Creation of final stimulus set
Adobe Premiere 1.5 (Adobe Systems, 2004) was used to create a final stimulus set. The AVI point-light displays produced by MATLAB 2010 (Mathworks, 2010) were imported into Adobe Premier 1.5 (Adobe Systems, 2004) together with the corresponding WAV dialogues post processed with Adobe Audition 3 (Adobe Systems, 2007). Initially, each point-light display was combined with its corresponding WAV dialogue. The initial recording of the interaction was signalled by a sound (one second long, square-wave buzzer signal). The end of the recording occurred 500 ms after the end of the actors dialogue. The length of the final, truncated display varied between 2.5 and 4.5 seconds. Thus the edited clip represented the original interaction of the actors in its entirety after shortening the initial and final segments where nothing occurred. The eliminated segments before and after the selected clip were initially recorded only to enable us to obtain longer ‘technical margins’ for post-processing the length of final displays.
All displays with truncated start/end points were exported to AVI format in three versions: auditory-only (dialogues), visual-only (point-light displays) and audio-visual (dialogues combined with point-light displays). The final, non-validated stimulus set was composed of 238Footnote 1 unique displays which consisted of: 9 actor couples, 2 emotions (happy and angry), 3 intensities (low, medium, high), 2 dialogue versions (inquiry, deliberation), 2 repetitions plus 26 neutral displays. However, each display was created in three modality formats: visual point-light displays, auditory dialogues and a combination of point-light displays and dialogues. Therefore the final count of all displays in stimulus set with three modality formats was 714.
The stimulus set (Supplementary Material 2) can be downloaded from the following sources: http://motioninsocial.com/stimuli_set/. The stimulus set is organised into nine folders, with each folder being labelled with a letter representing a different actor couple. Within each folder, every single display is represented by five files:
three AVI files in audio-visual, auditory, and visual versions;
one TXT file with unprocessed motion capture coordinates for the corresponding display (Supplementary Material 1 in the Appendix includes R routine with exact description of what each column stands for);
one WAV file with unprocessed dialogue capture for the corresponding display.

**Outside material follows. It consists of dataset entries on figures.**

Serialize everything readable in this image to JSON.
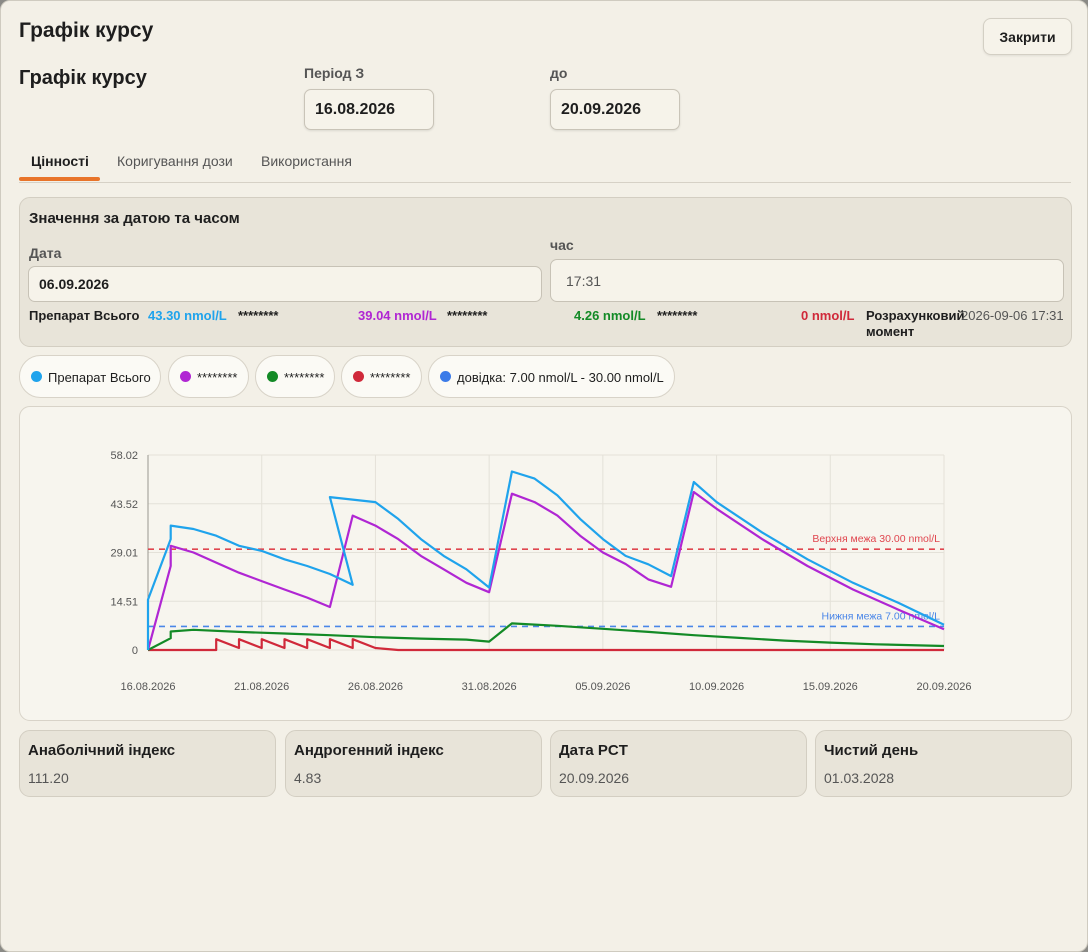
{
  "dialog": {
    "title": "Графік курсу",
    "close_label": "Закрити"
  },
  "header": {
    "title": "Графік курсу",
    "period_from_label": "Період З",
    "period_from_value": "16.08.2026",
    "period_to_label": "до",
    "period_to_value": "20.09.2026"
  },
  "tabs": [
    {
      "label": "Цінності",
      "active": true
    },
    {
      "label": "Коригування дози",
      "active": false
    },
    {
      "label": "Використання",
      "active": false
    }
  ],
  "values_panel": {
    "title": "Значення за датою та часом",
    "date_label": "Дата",
    "date_value": "06.09.2026",
    "time_label": "час",
    "time_value": "17:31",
    "readout": {
      "total_label": "Препарат Всього",
      "total_value": "43.30 nmol/L",
      "s1_label": "********",
      "s1_value": "39.04 nmol/L",
      "s2_label": "********",
      "s2_value": "4.26 nmol/L",
      "s3_label": "********",
      "s3_value": "0 nmol/L",
      "moment_label": "Розрахунковий момент",
      "moment_value": "2026-09-06 17:31"
    }
  },
  "legend": [
    {
      "label": "Препарат Всього",
      "color": "#1fa3ec"
    },
    {
      "label": "********",
      "color": "#b026d3"
    },
    {
      "label": "********",
      "color": "#138a26"
    },
    {
      "label": "********",
      "color": "#d0293a"
    },
    {
      "label": "довідка: 7.00 nmol/L - 30.00 nmol/L",
      "color": "#3b7be8"
    }
  ],
  "colors": {
    "total": "#1fa3ec",
    "s1": "#b026d3",
    "s2": "#138a26",
    "s3": "#d0293a",
    "upper": "#e0464f",
    "lower": "#4a86e8",
    "accent": "#e8742a"
  },
  "chart_data": {
    "type": "line",
    "x_ticks": [
      "16.08.2026",
      "21.08.2026",
      "26.08.2026",
      "31.08.2026",
      "05.09.2026",
      "10.09.2026",
      "15.09.2026",
      "20.09.2026"
    ],
    "y_ticks": [
      "58.02",
      "43.52",
      "29.01",
      "14.51",
      "0"
    ],
    "ylim": [
      0,
      58.02
    ],
    "xlim": [
      "2026-08-16",
      "2026-09-20"
    ],
    "ref_upper": {
      "value": 30.0,
      "label": "Верхня межа 30.00 nmol/L"
    },
    "ref_lower": {
      "value": 7.0,
      "label": "Нижня межа 7.00 nmol/L"
    },
    "series": [
      {
        "key": "total",
        "x": [
          "2026-08-16",
          "2026-08-16",
          "2026-08-17",
          "2026-08-17",
          "2026-08-18",
          "2026-08-19",
          "2026-08-20",
          "2026-08-21",
          "2026-08-22",
          "2026-08-23",
          "2026-08-24",
          "2026-08-25",
          "2026-08-24",
          "2026-08-26",
          "2026-08-27",
          "2026-08-28",
          "2026-08-29",
          "2026-08-30",
          "2026-08-31",
          "2026-09-01",
          "2026-09-02",
          "2026-09-03",
          "2026-09-04",
          "2026-09-05",
          "2026-09-06",
          "2026-09-07",
          "2026-09-08",
          "2026-09-09",
          "2026-09-10",
          "2026-09-12",
          "2026-09-14",
          "2026-09-16",
          "2026-09-18",
          "2026-09-20"
        ],
        "y": [
          0,
          15,
          33,
          37,
          36,
          34,
          31,
          29.5,
          27,
          25,
          22.6,
          19.4,
          45.5,
          44,
          39,
          33,
          28,
          24,
          18.6,
          53.1,
          51,
          46,
          39,
          33,
          28,
          25.5,
          22,
          50,
          44,
          35,
          27,
          20,
          14,
          7.5
        ]
      },
      {
        "key": "s1",
        "x": [
          "2026-08-16",
          "2026-08-17",
          "2026-08-17",
          "2026-08-18",
          "2026-08-19",
          "2026-08-20",
          "2026-08-21",
          "2026-08-22",
          "2026-08-23",
          "2026-08-24",
          "2026-08-25",
          "2026-08-26",
          "2026-08-27",
          "2026-08-28",
          "2026-08-29",
          "2026-08-30",
          "2026-08-31",
          "2026-09-01",
          "2026-09-02",
          "2026-09-03",
          "2026-09-04",
          "2026-09-05",
          "2026-09-06",
          "2026-09-07",
          "2026-09-08",
          "2026-09-09",
          "2026-09-10",
          "2026-09-12",
          "2026-09-14",
          "2026-09-16",
          "2026-09-18",
          "2026-09-20"
        ],
        "y": [
          0,
          25,
          31,
          29,
          26,
          23,
          20.5,
          18,
          15.6,
          12.8,
          40,
          37,
          33,
          28,
          24,
          20,
          17.2,
          46.5,
          44,
          40,
          34,
          29,
          25.6,
          21,
          18.8,
          47,
          42,
          33,
          25,
          18,
          12,
          6.2
        ]
      },
      {
        "key": "s2",
        "x": [
          "2026-08-16",
          "2026-08-17",
          "2026-08-17",
          "2026-08-18",
          "2026-08-20",
          "2026-08-22",
          "2026-08-24",
          "2026-08-26",
          "2026-08-28",
          "2026-08-30",
          "2026-08-31",
          "2026-09-01",
          "2026-09-03",
          "2026-09-05",
          "2026-09-07",
          "2026-09-09",
          "2026-09-11",
          "2026-09-13",
          "2026-09-15",
          "2026-09-17",
          "2026-09-20"
        ],
        "y": [
          0,
          3.5,
          5.5,
          6.0,
          5.4,
          4.9,
          4.4,
          3.8,
          3.4,
          3.1,
          2.5,
          7.9,
          7.2,
          6.3,
          5.4,
          4.4,
          3.6,
          2.8,
          2.2,
          1.7,
          1.2
        ]
      },
      {
        "key": "s3",
        "x": [
          "2026-08-16",
          "2026-08-19",
          "2026-08-19",
          "2026-08-20",
          "2026-08-20",
          "2026-08-21",
          "2026-08-21",
          "2026-08-22",
          "2026-08-22",
          "2026-08-23",
          "2026-08-23",
          "2026-08-24",
          "2026-08-24",
          "2026-08-25",
          "2026-08-25",
          "2026-08-26",
          "2026-08-27",
          "2026-09-20"
        ],
        "y": [
          0,
          0,
          3.2,
          0.6,
          3.2,
          0.6,
          3.2,
          0.6,
          3.2,
          0.6,
          3.2,
          0.6,
          3.2,
          0.6,
          3.2,
          0.6,
          0,
          0
        ]
      }
    ]
  },
  "stats": [
    {
      "label": "Анаболічний індекс",
      "value": "111.20"
    },
    {
      "label": "Андрогенний індекс",
      "value": "4.83"
    },
    {
      "label": "Дата PCT",
      "value": "20.09.2026"
    },
    {
      "label": "Чистий день",
      "value": "01.03.2028"
    }
  ]
}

Supplementary Table 3 includes detailed characteristics for each display. This table is also available as Microsoft Excel XLS file together with Supplementary Material 2 for easier browsing.
It is worth noting that the reason why we created only 238 unique clips from 756 original captures was due to the technical quality of the motion and voice captures, and the quality of the acting. The most common issues that occurred during motion capture were: marker occlusion during the capture, distortion of audio or visual noise from ambient light in the capture volume, and errors made in dialogue by actors. Those issues lowered the quality of the displays or made their further processing impossible for the final stimuli set. We were aware prior to the experiment that such issues might occur, hence we recorded the same interactions six times to maximise the number of usable high quality displays.